Unstrittig ist ja wohl, dass ein Hund einen Krankheitsverlauf positiv beeinflussen kann (z.B. bei depressiven Menschen).
Wenn es diesbzgl. nicht ohnehin schon Urteile von Gerichten gibt, wäre die Hundehaltung auch ohne die Zustimmung des Vermieters sicher bei Gerichte durchsetzbar!
Aber auf die bloße aussage des Arztes
Zitat:
...mein Arzt geraten mir evtl. einen Hund zu kaufen, um so meine Genesung positiv beeinflußen zu können.

War es der Hausarzt oder ein Facharzt was für eine Erkrankung etc.
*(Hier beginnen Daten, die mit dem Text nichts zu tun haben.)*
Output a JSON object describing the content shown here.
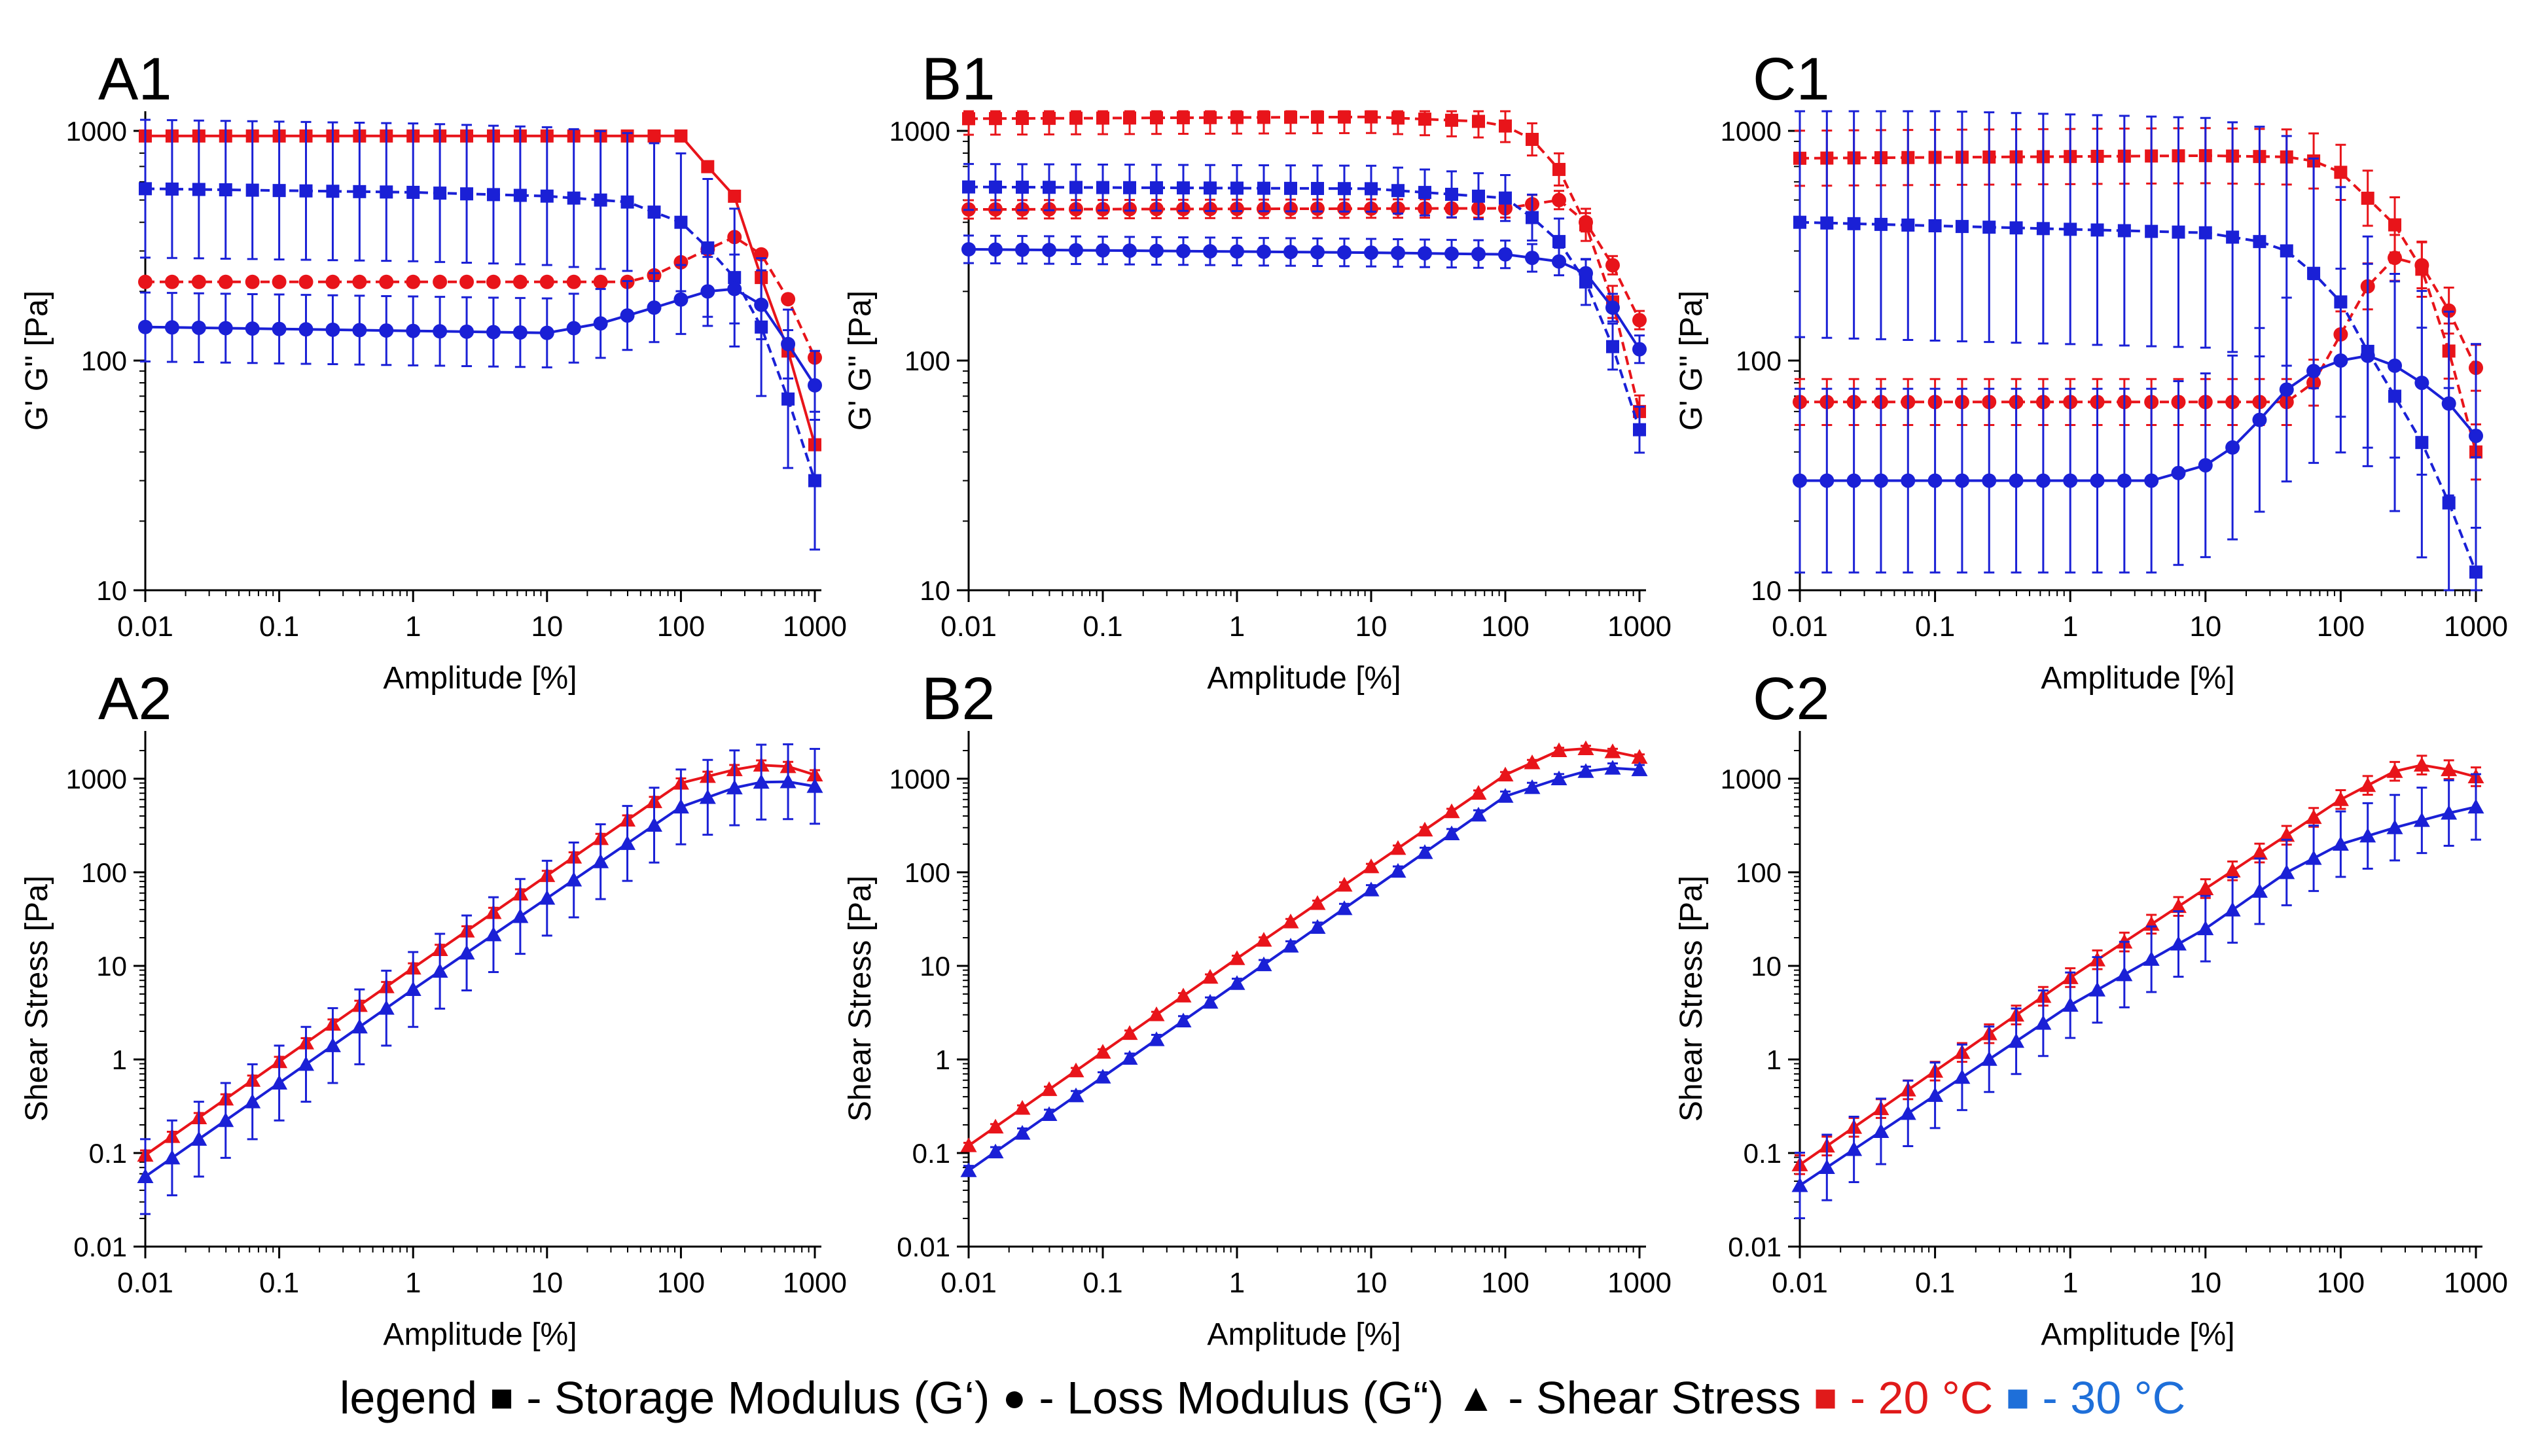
{
  "chart_data": [
    {
      "panel": "A1",
      "type": "line",
      "xscale": "log",
      "yscale": "log",
      "xlabel": "Amplitude [%]",
      "ylabel": "G' G'' [Pa]",
      "xlim": [
        0.01,
        1000
      ],
      "ylim": [
        10,
        1000
      ],
      "xticks": [
        "0.01",
        "0.1",
        "1",
        "10",
        "100",
        "1000"
      ],
      "yticks": [
        "10",
        "100",
        "1000"
      ],
      "series": [
        {
          "name": "Storage Modulus (G') 20 °C",
          "color": "red",
          "marker": "square",
          "style": "solid",
          "points": [
            [
              0.01,
              950
            ],
            [
              100,
              950
            ],
            [
              158,
              700
            ],
            [
              251,
              520
            ],
            [
              398,
              230
            ],
            [
              631,
              110
            ],
            [
              1000,
              43
            ]
          ]
        },
        {
          "name": "Loss Modulus (G'') 20 °C",
          "color": "red",
          "marker": "circle",
          "style": "dashed",
          "points": [
            [
              0.01,
              220
            ],
            [
              50,
              220
            ],
            [
              158,
              305
            ],
            [
              251,
              345
            ],
            [
              398,
              290
            ],
            [
              631,
              185
            ],
            [
              1000,
              103
            ]
          ]
        },
        {
          "name": "Storage Modulus (G') 30 °C",
          "color": "blue",
          "marker": "square",
          "style": "dashed",
          "points": [
            [
              0.01,
              560
            ],
            [
              1,
              540
            ],
            [
              10,
              520
            ],
            [
              40,
              490
            ],
            [
              100,
              400
            ],
            [
              158,
              310
            ],
            [
              251,
              230
            ],
            [
              398,
              140
            ],
            [
              631,
              68
            ],
            [
              1000,
              30
            ]
          ],
          "error": 0.3
        },
        {
          "name": "Loss Modulus (G'') 30 °C",
          "color": "blue",
          "marker": "circle",
          "style": "solid",
          "points": [
            [
              0.01,
              140
            ],
            [
              10,
              132
            ],
            [
              25,
              145
            ],
            [
              63,
              170
            ],
            [
              158,
              200
            ],
            [
              251,
              205
            ],
            [
              398,
              175
            ],
            [
              631,
              118
            ],
            [
              1000,
              78
            ]
          ],
          "error": 0.15
        }
      ]
    },
    {
      "panel": "B1",
      "type": "line",
      "xscale": "log",
      "yscale": "log",
      "xlabel": "Amplitude [%]",
      "ylabel": "G' G'' [Pa]",
      "xlim": [
        0.01,
        1000
      ],
      "ylim": [
        10,
        1000
      ],
      "xticks": [
        "0.01",
        "0.1",
        "1",
        "10",
        "100",
        "1000"
      ],
      "yticks": [
        "10",
        "100",
        "1000"
      ],
      "series": [
        {
          "name": "Storage Modulus (G') 20 °C",
          "color": "red",
          "marker": "square",
          "style": "dashed",
          "points": [
            [
              0.01,
              1130
            ],
            [
              10,
              1150
            ],
            [
              63,
              1100
            ],
            [
              100,
              1050
            ],
            [
              158,
              920
            ],
            [
              251,
              680
            ],
            [
              398,
              390
            ],
            [
              631,
              180
            ],
            [
              1000,
              60
            ]
          ],
          "error": 0.07
        },
        {
          "name": "Loss Modulus (G'') 20 °C",
          "color": "red",
          "marker": "circle",
          "style": "dashed",
          "points": [
            [
              0.01,
              455
            ],
            [
              100,
              460
            ],
            [
              251,
              500
            ],
            [
              398,
              400
            ],
            [
              631,
              260
            ],
            [
              1000,
              150
            ]
          ],
          "error": 0.04
        },
        {
          "name": "Storage Modulus (G') 30 °C",
          "color": "blue",
          "marker": "square",
          "style": "dashed",
          "points": [
            [
              0.01,
              570
            ],
            [
              10,
              560
            ],
            [
              100,
              510
            ],
            [
              158,
              420
            ],
            [
              251,
              330
            ],
            [
              398,
              220
            ],
            [
              631,
              115
            ],
            [
              1000,
              50
            ]
          ],
          "error": 0.1
        },
        {
          "name": "Loss Modulus (G'') 30 °C",
          "color": "blue",
          "marker": "circle",
          "style": "solid",
          "points": [
            [
              0.01,
              305
            ],
            [
              10,
              295
            ],
            [
              100,
              290
            ],
            [
              158,
              280
            ],
            [
              251,
              270
            ],
            [
              398,
              240
            ],
            [
              631,
              170
            ],
            [
              1000,
              112
            ]
          ],
          "error": 0.06
        }
      ]
    },
    {
      "panel": "C1",
      "type": "line",
      "xscale": "log",
      "yscale": "log",
      "xlabel": "Amplitude [%]",
      "ylabel": "G' G'' [Pa]",
      "xlim": [
        0.01,
        1000
      ],
      "ylim": [
        10,
        1000
      ],
      "xticks": [
        "0.01",
        "0.1",
        "1",
        "10",
        "100",
        "1000"
      ],
      "yticks": [
        "10",
        "100",
        "1000"
      ],
      "series": [
        {
          "name": "Storage Modulus (G') 20 °C",
          "color": "red",
          "marker": "square",
          "style": "dashed",
          "points": [
            [
              0.01,
              760
            ],
            [
              10,
              780
            ],
            [
              40,
              770
            ],
            [
              63,
              740
            ],
            [
              100,
              660
            ],
            [
              158,
              510
            ],
            [
              251,
              390
            ],
            [
              398,
              250
            ],
            [
              631,
              110
            ],
            [
              1000,
              40
            ]
          ],
          "error": 0.12
        },
        {
          "name": "Loss Modulus (G'') 20 °C",
          "color": "red",
          "marker": "circle",
          "style": "dashed",
          "points": [
            [
              0.01,
              66
            ],
            [
              40,
              66
            ],
            [
              63,
              80
            ],
            [
              100,
              130
            ],
            [
              158,
              210
            ],
            [
              251,
              280
            ],
            [
              398,
              260
            ],
            [
              631,
              165
            ],
            [
              1000,
              93
            ]
          ],
          "error": 0.1
        },
        {
          "name": "Storage Modulus (G') 30 °C",
          "color": "blue",
          "marker": "square",
          "style": "dashed",
          "points": [
            [
              0.01,
              400
            ],
            [
              10,
              360
            ],
            [
              25,
              330
            ],
            [
              40,
              300
            ],
            [
              63,
              240
            ],
            [
              100,
              180
            ],
            [
              158,
              110
            ],
            [
              251,
              70
            ],
            [
              398,
              44
            ],
            [
              631,
              24
            ],
            [
              1000,
              12
            ]
          ],
          "error": 0.5
        },
        {
          "name": "Loss Modulus (G'') 30 °C",
          "color": "blue",
          "marker": "circle",
          "style": "solid",
          "points": [
            [
              0.01,
              30
            ],
            [
              4,
              30
            ],
            [
              10,
              35
            ],
            [
              16,
              42
            ],
            [
              25,
              55
            ],
            [
              40,
              75
            ],
            [
              63,
              90
            ],
            [
              100,
              100
            ],
            [
              158,
              105
            ],
            [
              251,
              95
            ],
            [
              398,
              80
            ],
            [
              631,
              65
            ],
            [
              1000,
              47
            ]
          ],
          "error": 0.4
        }
      ]
    },
    {
      "panel": "A2",
      "type": "line",
      "xscale": "log",
      "yscale": "log",
      "xlabel": "Amplitude [%]",
      "ylabel": "Shear Stress [Pa]",
      "xlim": [
        0.01,
        1000
      ],
      "ylim": [
        0.01,
        2000
      ],
      "xticks": [
        "0.01",
        "0.1",
        "1",
        "10",
        "100",
        "1000"
      ],
      "yticks": [
        "0.01",
        "0.1",
        "1",
        "10",
        "100",
        "1000"
      ],
      "series": [
        {
          "name": "Shear Stress 20 °C",
          "color": "red",
          "marker": "triangle",
          "style": "solid",
          "points": [
            [
              0.01,
              0.095
            ],
            [
              1,
              9.5
            ],
            [
              100,
              900
            ],
            [
              251,
              1250
            ],
            [
              398,
              1400
            ],
            [
              631,
              1350
            ],
            [
              1000,
              1100
            ]
          ],
          "error": 0.05
        },
        {
          "name": "Shear Stress 30 °C",
          "color": "blue",
          "marker": "triangle",
          "style": "solid",
          "points": [
            [
              0.01,
              0.056
            ],
            [
              1,
              5.6
            ],
            [
              100,
              500
            ],
            [
              251,
              800
            ],
            [
              398,
              920
            ],
            [
              631,
              930
            ],
            [
              1000,
              830
            ]
          ],
          "error": 0.4
        }
      ]
    },
    {
      "panel": "B2",
      "type": "line",
      "xscale": "log",
      "yscale": "log",
      "xlabel": "Amplitude [%]",
      "ylabel": "Shear Stress [Pa]",
      "xlim": [
        0.01,
        1000
      ],
      "ylim": [
        0.01,
        2000
      ],
      "xticks": [
        "0.01",
        "0.1",
        "1",
        "10",
        "100",
        "1000"
      ],
      "yticks": [
        "0.01",
        "0.1",
        "1",
        "10",
        "100",
        "1000"
      ],
      "series": [
        {
          "name": "Shear Stress 20 °C",
          "color": "red",
          "marker": "triangle",
          "style": "solid",
          "points": [
            [
              0.01,
              0.12
            ],
            [
              1,
              12
            ],
            [
              100,
              1100
            ],
            [
              251,
              2000
            ],
            [
              398,
              2100
            ],
            [
              631,
              1950
            ],
            [
              1000,
              1700
            ]
          ],
          "error": 0.03
        },
        {
          "name": "Shear Stress 30 °C",
          "color": "blue",
          "marker": "triangle",
          "style": "solid",
          "points": [
            [
              0.01,
              0.065
            ],
            [
              1,
              6.5
            ],
            [
              100,
              650
            ],
            [
              251,
              1000
            ],
            [
              398,
              1200
            ],
            [
              631,
              1300
            ],
            [
              1000,
              1250
            ]
          ],
          "error": 0.05
        }
      ]
    },
    {
      "panel": "C2",
      "type": "line",
      "xscale": "log",
      "yscale": "log",
      "xlabel": "Amplitude [%]",
      "ylabel": "Shear Stress [Pa]",
      "xlim": [
        0.01,
        1000
      ],
      "ylim": [
        0.01,
        2000
      ],
      "xticks": [
        "0.01",
        "0.1",
        "1",
        "10",
        "100",
        "1000"
      ],
      "yticks": [
        "0.01",
        "0.1",
        "1",
        "10",
        "100",
        "1000"
      ],
      "series": [
        {
          "name": "Shear Stress 20 °C",
          "color": "red",
          "marker": "triangle",
          "style": "solid",
          "points": [
            [
              0.01,
              0.075
            ],
            [
              1,
              7.5
            ],
            [
              40,
              250
            ],
            [
              100,
              600
            ],
            [
              251,
              1200
            ],
            [
              398,
              1400
            ],
            [
              631,
              1250
            ],
            [
              1000,
              1050
            ]
          ],
          "error": 0.1
        },
        {
          "name": "Shear Stress 30 °C",
          "color": "blue",
          "marker": "triangle",
          "style": "solid",
          "points": [
            [
              0.01,
              0.045
            ],
            [
              1,
              3.8
            ],
            [
              10,
              25
            ],
            [
              40,
              100
            ],
            [
              100,
              200
            ],
            [
              251,
              300
            ],
            [
              631,
              430
            ],
            [
              1000,
              500
            ]
          ],
          "error": 0.35
        }
      ]
    }
  ],
  "legend": {
    "prefix": "legend",
    "square_symbol": "■",
    "storage_label": "- Storage Modulus (G‘)",
    "circle_symbol": "●",
    "loss_label": "- Loss Modulus (G“)",
    "triangle_symbol": "▲",
    "shear_label": "- Shear Stress",
    "red_symbol": "■",
    "red_label": "- 20 °C",
    "blue_symbol": "■",
    "blue_label": "- 30 °C"
  },
  "colors": {
    "red": "#e8141a",
    "blue": "#1a20d6",
    "legend_blue": "#1e6fd9"
  }
}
Warum wird hier nicht von vorhnherein eine nachvollziehbare Begründung geliefert.
Das heiß ja nicht das dem Vermieter die Krankheit komplett zu offenbaren ist.
Aber ein Atest eines Facharztes ist ja wohl nicht zuviel verlangt.
Die Haltung eines Hundes ist ja für viele Menschen ja eine Frage der Lebengestaltung und viele Mieter halten eine Hund, mit ausdrücklicher Zustimmung des Vermieters.
Wird ein diesbzgl. Ansinnen vernünftig und nach vollziehbar dargestellt, dann wird sich ein vernünftiger Vermieter dem kaum verschließen!
Was ist denn wenn der Arzt nächste Woche meint der Hund hat eventuell doch icht die therapeutische Wirkung!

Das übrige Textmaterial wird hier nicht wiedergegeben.